In the Taika Waititi directed film, viewers first find Thor (Chris Hemsworth) attempting to prevent Ragnarok — the prophecy of darkness to destroy Thor’s beloved city of Asgard — by killing the demon beast, Surtur.
After killing Surtur, Thor comes back to Asgard to find that his father has been replaced by his brother, the god of mischief, Loki (Tom Hiddleston).
Oden (Anthony Hopkins) tells his sons that Ragnarok is still coming in the shape of their sister, the goddess of death, Hela (Cate Blanchett).
While attempting to escape Hela, the two demigods get knocked out of the portal and into another planet where warriors are forced to fight against each other. The ruler of the planet, only known as the Grandmaster (Jeff Goldblum), forces Thor into fighting, claiming that he will let Thor go if he defeats his champion.
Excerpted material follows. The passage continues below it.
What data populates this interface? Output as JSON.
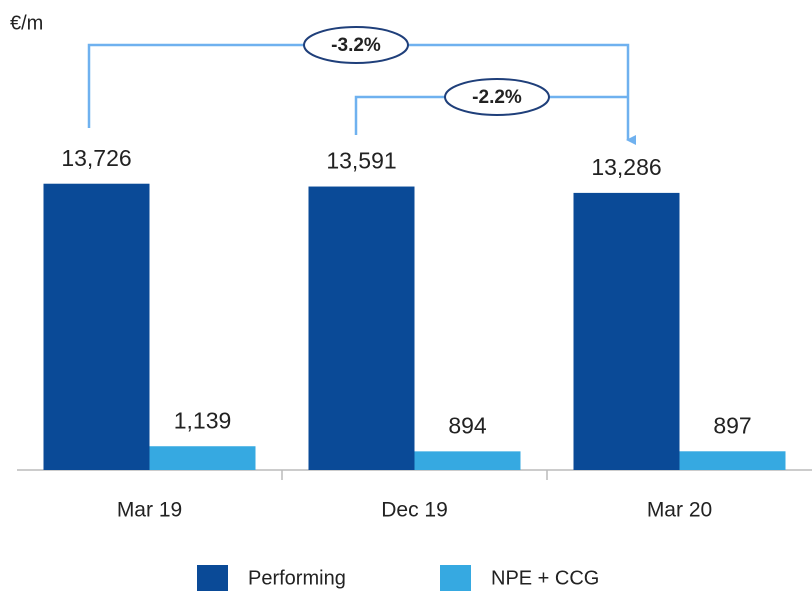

A fellow Avenger, The Incredible Hulk (Mark Ruffalo), soon appears, which sets up a new dynamic duo within The Avengers franchise.
The film does a remarkably good job at completing Thor’s journey to becoming King of Asgard. In the past two movies, viewers have seen Thor find himself be the hero of Earth. Now that his relationship with Jane Foster (Natalie Portman) has ended, and Earth is protected for the time being, Thor sees this as a good time to focus on his home world and his people.
Nevertheless, Jane Foster’s abrupt departure lacked any emotion. The couple dated for nearly two years, so there should have been more explanation as to why they broke up, rather than a quick and unceremonious sendoff.
Marvel Studios have created a template to how it make its movies, which can make the film’s storyline bland. While most people were probably wanting to see how Thor ended up in the Infinity War, Thor: Ragnarok is more of a filler before the Infinity War hits theaters until next year.
Despite this, Thor: Ragnarok will provide several laughs as its cast has great comedic timing. The humor is easy to understand and comes just in time where it may seem too serious. However, it can seem to be too whimsical at times; after all, they are demigods who are stopping the destruction of their home planet, so there should be times for serious dialogue without humor.
The symbolism in the film plays perfectly with his rise to king — for example, his hammer being destroyed. The hammer is his crutch, and he finds his power beyond the hammer, similar to people finding crutches in things, not willing to let go.
The relationship between Thor and Loki is also captured well through their adventure across the universe. Of course, they do have a very complicated relationship, but at the end of the day, the film shows how they are brothers who care for Asgard.
Overall, Thor: Ragnarok is a great, family-friendly movie with visual effects that make it seem as if these other worlds and dimensions are truly real.